Raw YAML works for small deployments but becomes a liability as your infrastructure grows. Template languages provide three critical benefits that YAML alone cannot deliver:

Reusability through abstraction. Define a “web service” component once — with Deployment, Service, Ingress, HPA, and monitoring sidecar — then instantiate it for every microservice with just a few parameters. This eliminates copy-paste errors and ensures consistent configuration across all services.

Validation before deployment. Catch configuration errors at template compile time rather than waiting for kubectl apply to fail. KCL’s constraint system and cdk8s’s type checking prevent invalid manifests from ever reaching the cluster.

Environment-specific configuration. Generate production, staging, and development manifests from a single source of truth using variables, conditionals, and parameterized templates. No more maintaining separate YAML directories for each environment.

For broader Kubernetes configuration management, see our Helm vs Kustomize comparison and Helm management guide. If you’re building Kubernetes operators, our Operator SDK vs Kubebuilder comparison covers the development side.

FAQ

Should I use cdk8s, Jsonnet, or KCL for my Kubernetes templates?

Choose cdk8s if your team already uses TypeScript, Python, Go, or Java and wants full IDE support with type safety. Choose Jsonnet if you prefer a lightweight, language-agnostic data templating approach with a proven track record at Google scale. Choose KCL if you need built-in constraint validation and schema enforcement as a first-class language feature.

Can cdk8s generate manifests for Custom Resource Definitions (CRDs)?

Yes. cdk8s includes a cdk8s import command that reads CRD definitions from your cluster or YAML files and generates type-safe constructs in your chosen programming language. This means you can use autocomplete and compile-time checking for any Kubernetes resource, including custom ones.

Is Jsonnet still actively maintained?

Yes. Jsonnet is maintained by Google and receives regular updates. While the ksonnet project that popularized Jsonnet for Kubernetes was deprecated, Jsonnet itself remains widely used — including by Tanka, a modern Jsonnet-based Kubernetes deployment tool from Grafana Labs.

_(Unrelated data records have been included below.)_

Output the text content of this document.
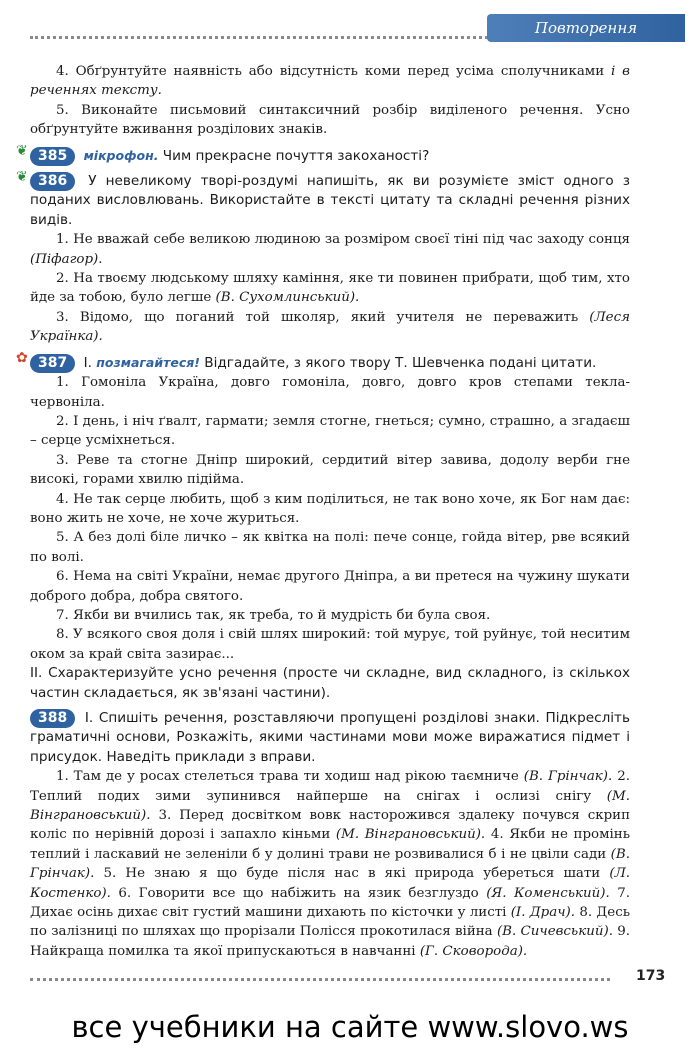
Повторення

4. Обґрунтуйте наявність або відсутність коми перед усіма сполучниками і в реченнях тексту.

5. Виконайте письмовий синтаксичний розбір виділеного речення. Усно обґрунтуйте вживання розділових знаків.

❦ 385 мікрофон. Чим прекрасне почуття закоханості?

❦ 386 У невеликому творі-роздумі напишіть, як ви розумієте зміст одного з поданих висловлювань. Використайте в тексті цитату та складні речення різних видів.

1. Не вважай себе великою людиною за розміром своєї тіні під час заходу сонця (Піфагор).

2. На твоєму людському шляху каміння, яке ти повинен прибрати, щоб тим, хто йде за тобою, було легше (В. Сухомлинський).

3. Відомо, що поганий той школяр, який учителя не переважить (Леся Українка).

✿ 387 I. позмагайтеся! Відгадайте, з якого твору Т. Шевченка подані цитати.

1. Гомоніла Україна, довго гомоніла, довго, довго кров степами текла-червоніла.

2. І день, і ніч ґвалт, гармати; земля стогне, гнеться; сумно, страшно, а згадаєш – серце усміхнеться.

3. Реве та стогне Дніпр широкий, сердитий вітер завива, додолу верби гне високі, горами хвилю підійма.

4. Не так серце любить, щоб з ким поділиться, не так воно хоче, як Бог нам дає: воно жить не хоче, не хоче журиться.

5. А без долі біле личко – як квітка на полі: пече сонце, гойда вітер, рве всякий по волі.

6. Нема на світі України, немає другого Дніпра, а ви претеся на чужину шукати доброго добра, добра святого.

7. Якби ви вчились так, як треба, то й мудрість би була своя.

8. У всякого своя доля і свій шлях широкий: той мурує, той руйнує, той неситим оком за край світа зазирає...

II. Схарактеризуйте усно речення (просте чи складне, вид складного, із скількох частин складається, як зв'язані частини).

388 I. Спишіть речення, розставляючи пропущені розділові знаки. Підкресліть граматичні основи, Розкажіть, якими частинами мови може виражатися підмет і присудок. Наведіть приклади з вправи.

1. Там де у росах стелеться трава ти ходиш над рікою таємниче (В. Грінчак). 2. Теплий подих зими зупинився найперше на снігах і ослизі снігу (М. Вінграновський). 3. Перед досвітком вовк насторожився здалеку почувся скрип коліс по нерівній дорозі і запахло кіньми (М. Вінграновський). 4. Якби не промінь теплий і ласкавий не зеленіли б у долині трави не розвивалися б і не цвіли сади (В. Грінчак). 5. Не знаю я що буде після нас в які природа убереться шати (Л. Костенко). 6. Говорити все що набіжить на язик безглуздо (Я. Коменський). 7. Дихає осінь дихає світ густий машини дихають по кісточки у листі (І. Драч). 8. Десь по залізниці по шляхах що прорізали Полісся прокотилася війна (В. Сичевський). 9. Найкраща помилка та якої припускаються в навчанні (Г. Сковорода).

173
все учебники на сайте www.slovo.ws
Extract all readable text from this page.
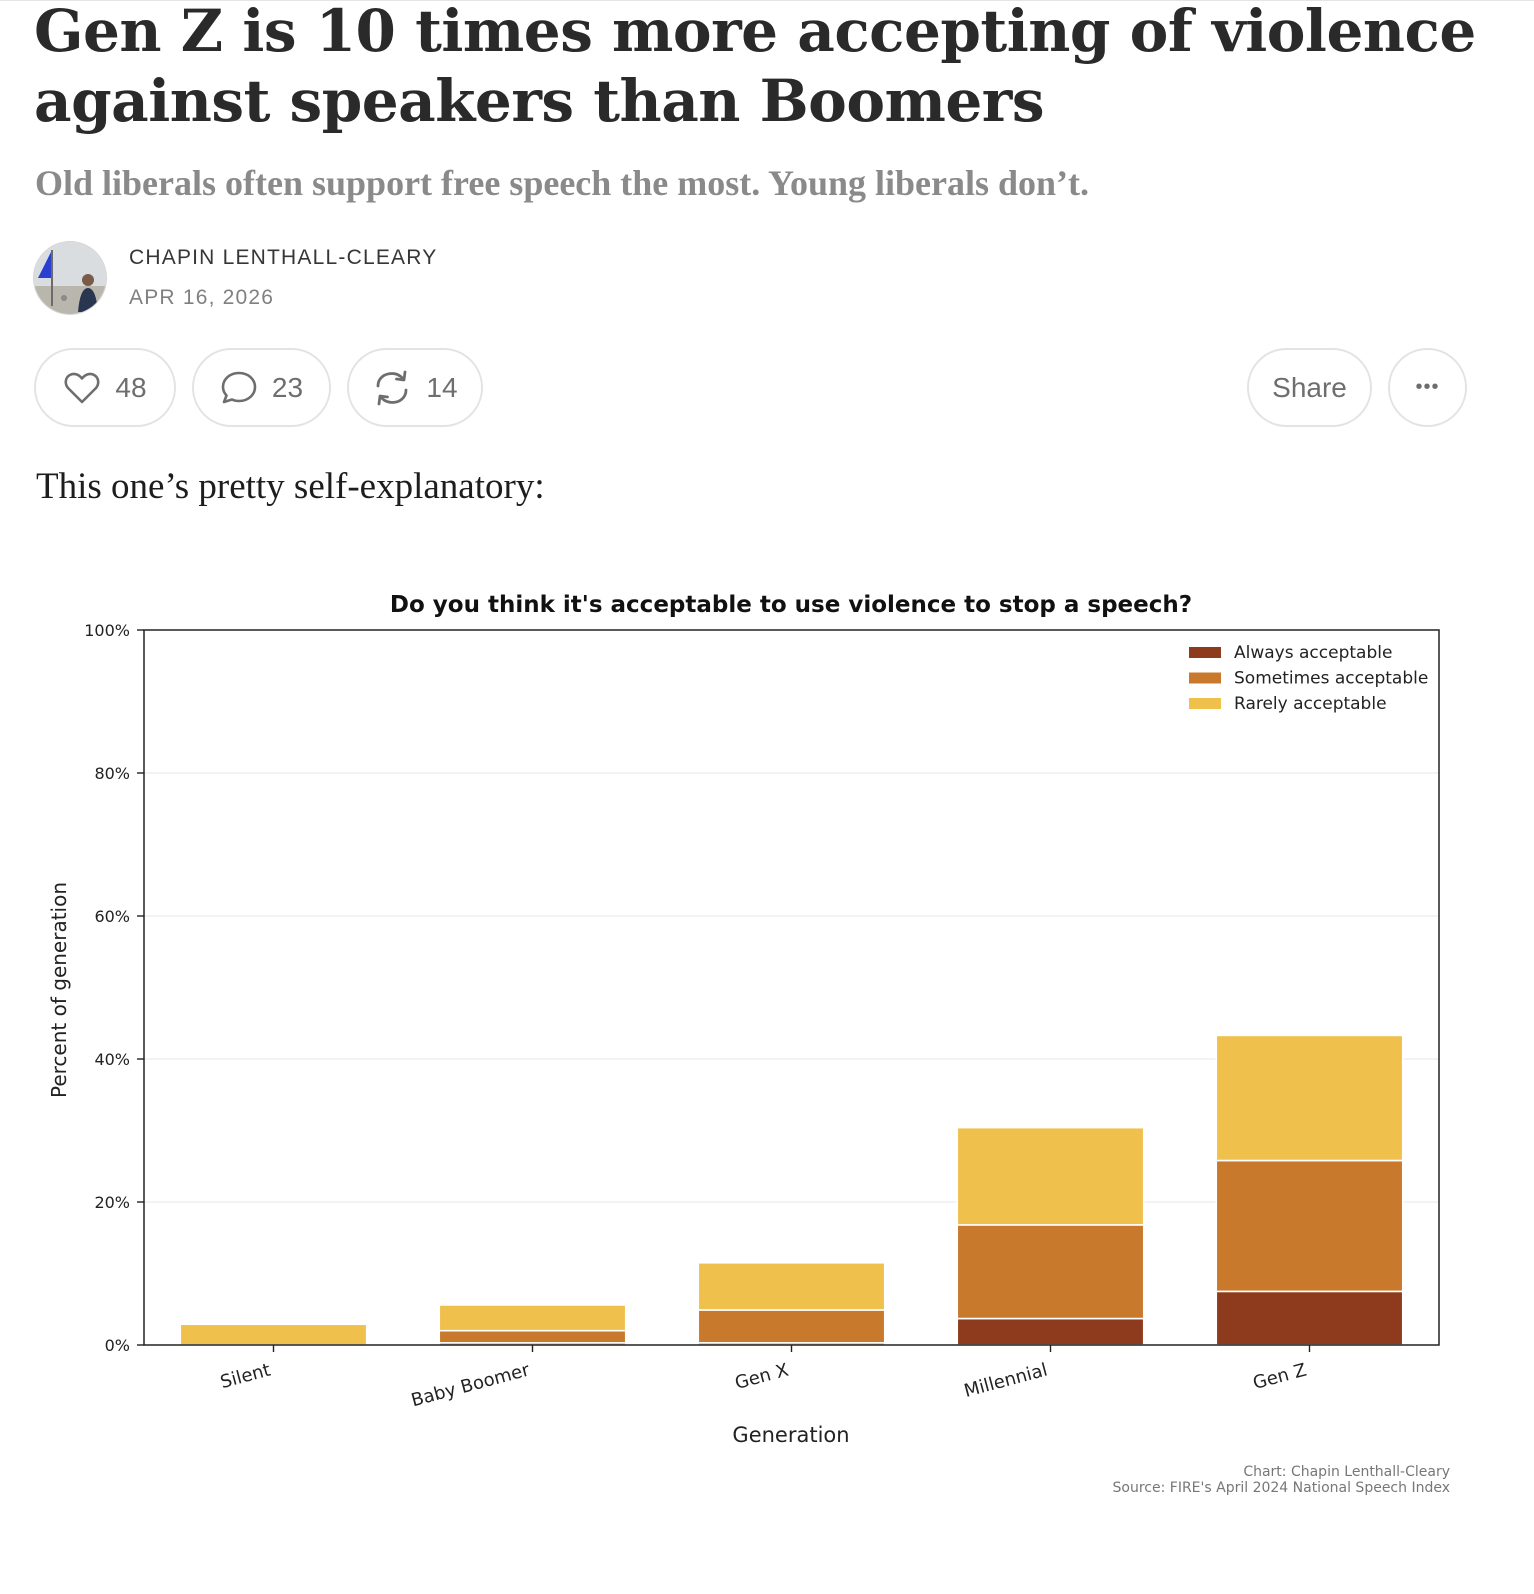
Gen Z is 10 times more accepting of violence against speakers than Boomers
Old liberals often support free speech the most. Young liberals don’t.
CHAPIN LENTHALL-CLEARY
APR 16, 2026
48	23	14	Share	•••

This one’s pretty self-explanatory:

Do you think it's acceptable to use violence to stop a speech?
0%
20%
40%
60%
80%
100%
Silent	Baby Boomer	Gen X	Millennial	Gen Z
Percent of generation
Generation
Always acceptable
Sometimes acceptable
Rarely acceptable
Chart: Chapin Lenthall-Cleary
Source: FIRE's April 2024 National Speech Index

How does KCL’s constraint validation work?

KCL uses check blocks within schema definitions to declare validation rules. These rules are evaluated at compile time, before any YAML is generated. For example, check: replicas >= 1 ensures that no deployment can be configured with zero or negative replicas. Constraints can reference other fields, use regular expressions, and include custom error messages.

Do these tools replace Helm?

No. These tools solve a different problem than Helm. Helm is a package manager with templating (Go templates) and release management. cdk8s, Jsonnet, and KCL are manifest generation tools that produce static YAML. They can be used together — for example, you could generate YAML with cdk8s and then package it as a Helm chart for distribution.

Can I migrate from raw YAML to these tools incrementally?

Yes. All three tools generate standard Kubernetes YAML, so you can adopt them gradually. Start by templating your most complex or frequently-changing manifests, then expand coverage over time. Your existing kubectl apply workflows remain unchanged since the output is always standard YAML.